Reste évidemment la question de la sexualité. Sur ce plan, Borer privilégie une entrée dans les œuvres par les symboles. Sur deux gravures, il étudie la symbolisation que l’art nous révèle, celle de la sexualité justement. Il nous met sous les yeux ce qui devrait pourtant les crever, mais que personne ne voit. Meilleure manière finalement d’observer de près, non pas des figures artistiques, mais le geste de la curiosité qui faisait le pèlerin de la Renaissance. Une curiosité qui conduit l’auteur, par ses modalités, à rapprocher Dürer de l’empirisme au lieu de le coincer encore dans le néo-platonisme; comme on le fait souvent.

Un sommet, dans cette exploration : l’analyse des gravures de Quatre apôtres (1526). Borer examine les liens éventuels (ou non) avec Masaccio, Vinci, mais pour mieux rabattre ce travail sur la « façon allemande », dont il avoue qu’elle est difficile à définir, mais qu'elle est très marquée. Au risque de faire de Dürer un héros germanique, mais cette fois moins sacralisé que l’histoire courante de l’art ne le fait.
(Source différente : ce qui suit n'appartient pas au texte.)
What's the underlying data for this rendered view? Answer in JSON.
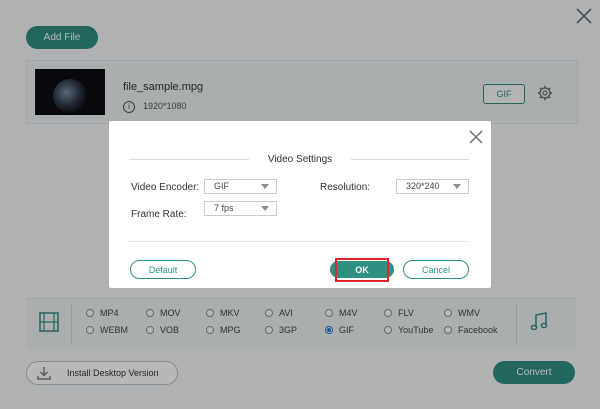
{
  "app": {
    "add_file_label": "Add File",
    "file": {
      "name": "file_sample.mpg",
      "resolution": "1920*1080",
      "format_button": "GIF"
    },
    "install_label": "Install Desktop Version",
    "convert_label": "Convert",
    "formats": [
      {
        "label": "MP4",
        "selected": false
      },
      {
        "label": "MOV",
        "selected": false
      },
      {
        "label": "MKV",
        "selected": false
      },
      {
        "label": "AVI",
        "selected": false
      },
      {
        "label": "M4V",
        "selected": false
      },
      {
        "label": "FLV",
        "selected": false
      },
      {
        "label": "WMV",
        "selected": false
      },
      {
        "label": "WEBM",
        "selected": false
      },
      {
        "label": "VOB",
        "selected": false
      },
      {
        "label": "MPG",
        "selected": false
      },
      {
        "label": "3GP",
        "selected": false
      },
      {
        "label": "GIF",
        "selected": true
      },
      {
        "label": "YouTube",
        "selected": false
      },
      {
        "label": "Facebook",
        "selected": false
      }
    ]
  },
  "dialog": {
    "title": "Video Settings",
    "video_encoder_label": "Video Encoder:",
    "video_encoder_value": "GIF",
    "frame_rate_label": "Frame Rate:",
    "frame_rate_value": "7 fps",
    "resolution_label": "Resolution:",
    "resolution_value": "320*240",
    "default_label": "Default",
    "ok_label": "OK",
    "cancel_label": "Cancel"
  },
  "colors": {
    "accent": "#2f8f83",
    "highlight": "#e0242a",
    "radio_selected": "#2b6fd6"
  }
}
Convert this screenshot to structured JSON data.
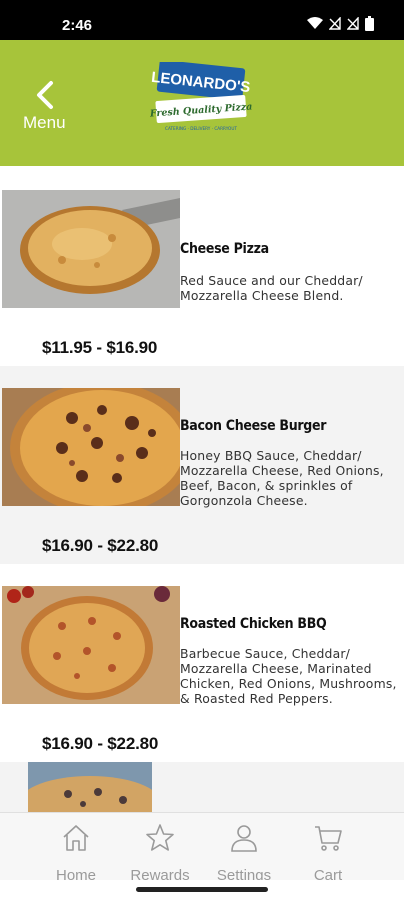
{
  "status_bar": {
    "time": "2:46"
  },
  "header": {
    "back_label": "Menu",
    "logo": {
      "brand": "LEONARDO'S",
      "tagline": "Fresh Quality Pizza",
      "small": "CATERING · DELIVERY · CARRYOUT"
    }
  },
  "menu_items": [
    {
      "name": "Cheese Pizza",
      "description": "Red Sauce and our Cheddar/ Mozzarella Cheese Blend.",
      "price": "$11.95 - $16.90"
    },
    {
      "name": "Bacon Cheese Burger",
      "description": "Honey BBQ Sauce, Cheddar/ Mozzarella Cheese, Red Onions, Beef, Bacon, & sprinkles of Gorgonzola Cheese.",
      "price": "$16.90 - $22.80"
    },
    {
      "name": "Roasted Chicken BBQ",
      "description": "Barbecue Sauce, Cheddar/ Mozzarella Cheese, Marinated Chicken, Red Onions, Mushrooms, & Roasted Red Peppers.",
      "price": "$16.90 - $22.80"
    }
  ],
  "bottom_nav": [
    {
      "label": "Home",
      "icon": "home-icon"
    },
    {
      "label": "Rewards",
      "icon": "star-icon"
    },
    {
      "label": "Settings",
      "icon": "person-icon"
    },
    {
      "label": "Cart",
      "icon": "cart-icon"
    }
  ],
  "colors": {
    "header": "#a7c43a",
    "logo_blue": "#1f5fa8",
    "nav_text": "#9a9a9a"
  }
}
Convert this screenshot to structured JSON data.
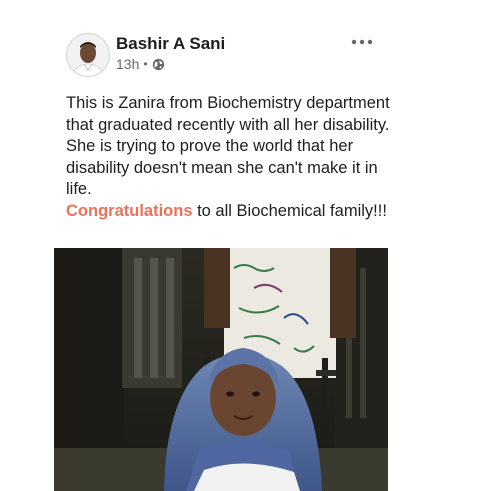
{
  "author": {
    "name": "Bashir A Sani",
    "time": "13h",
    "separator": "•",
    "privacy_icon": "globe-icon",
    "avatar_icon": "avatar"
  },
  "menu": {
    "icon": "more-options-icon"
  },
  "post": {
    "text": "This is Zanira from Biochemistry department that graduated recently with all her disability. She is trying to prove the world that her disability doesn't mean she can't make it in  life.",
    "highlight": "Congratulations",
    "text_after_highlight": " to all Biochemical family!!!"
  },
  "colors": {
    "highlight": "#e9735a",
    "meta": "#65676b",
    "text": "#1c1e21"
  }
}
Borer dispose d’un certain art de la désacralisation qui pourtant restitue à Dürer sa puissance dans l’histoire culturelle allemande.

Déploration de Beuys

Cet ouvrage-ci est d’approche plus latérale, parce qu’il résulte de premières versions ayant été publiées par le Centre Pompidou en 1994, et la Bibliothèque des arts en 2001. Il n’empêche, on y trouve, accompagnée de son iconographie indispensable, une thèse tout à fait percutante, portant sur les cercles concentriques du système du vitalisme messianique beuysien.

Ces cercles sont au nombre de quatre : le pédagogue, le berger, le thérapeute, le révolutionnaire. À placer en un ordre ascendant. L’œuvre de Beuys serait donc une œuvre qui se déploie par rhizome afin de provoquer des énergies et lever la menace qui pèse sur la santé de l’humanité. Bien sûr, on y retrouve l’Allemagne, autre trait commun de ces deux ouvrages sur Dürer et Beuys. Mais une Allemagne chaotique et fluctuante après la chute du nazisme, au cours de la reconstruction. Et Beuys s’y présentant en architecte d’un nouveau monde.
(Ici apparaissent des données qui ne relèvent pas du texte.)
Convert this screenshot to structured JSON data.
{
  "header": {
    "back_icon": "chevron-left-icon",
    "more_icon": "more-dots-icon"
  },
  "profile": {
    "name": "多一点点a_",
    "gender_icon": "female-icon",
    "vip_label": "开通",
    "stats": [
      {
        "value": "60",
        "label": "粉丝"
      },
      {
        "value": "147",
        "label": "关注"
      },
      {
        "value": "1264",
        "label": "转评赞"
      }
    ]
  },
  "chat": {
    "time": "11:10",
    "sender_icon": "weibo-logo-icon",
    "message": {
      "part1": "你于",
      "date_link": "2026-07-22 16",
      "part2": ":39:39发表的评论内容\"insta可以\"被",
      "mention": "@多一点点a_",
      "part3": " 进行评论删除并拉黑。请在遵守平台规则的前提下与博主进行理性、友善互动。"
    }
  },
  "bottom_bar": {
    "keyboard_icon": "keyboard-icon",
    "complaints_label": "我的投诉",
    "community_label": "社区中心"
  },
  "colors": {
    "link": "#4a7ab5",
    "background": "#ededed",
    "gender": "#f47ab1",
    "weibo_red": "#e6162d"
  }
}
Borer prend donc au sérieux le discours de Beuys aux Allemands (parution en traduction française en 1997) : Par la présente, je n’appartiens plus à l’art. Ce qui est en jeu ? La notion d’art élargi, la question du passage de l’indéterminé au déterminé, le processus langue-sol-peuple, la reconstitution de la grande forêt teutonique, originelle, malade, décimée… C’est un discours universel que voudrait adresser Beuys par son animation eurasienne (puisée dans sa mythologie personnelle). Édificateur et édifiant, le projet beuysien se présente comme un espoir, mais aussi comme une nostalgie. C’est cela que Borer fait surgir sous nos yeux des œuvres de Beuys. Deux mouvements qui renvoient en dernier lieu au même mythe de la pureté, très allemand.  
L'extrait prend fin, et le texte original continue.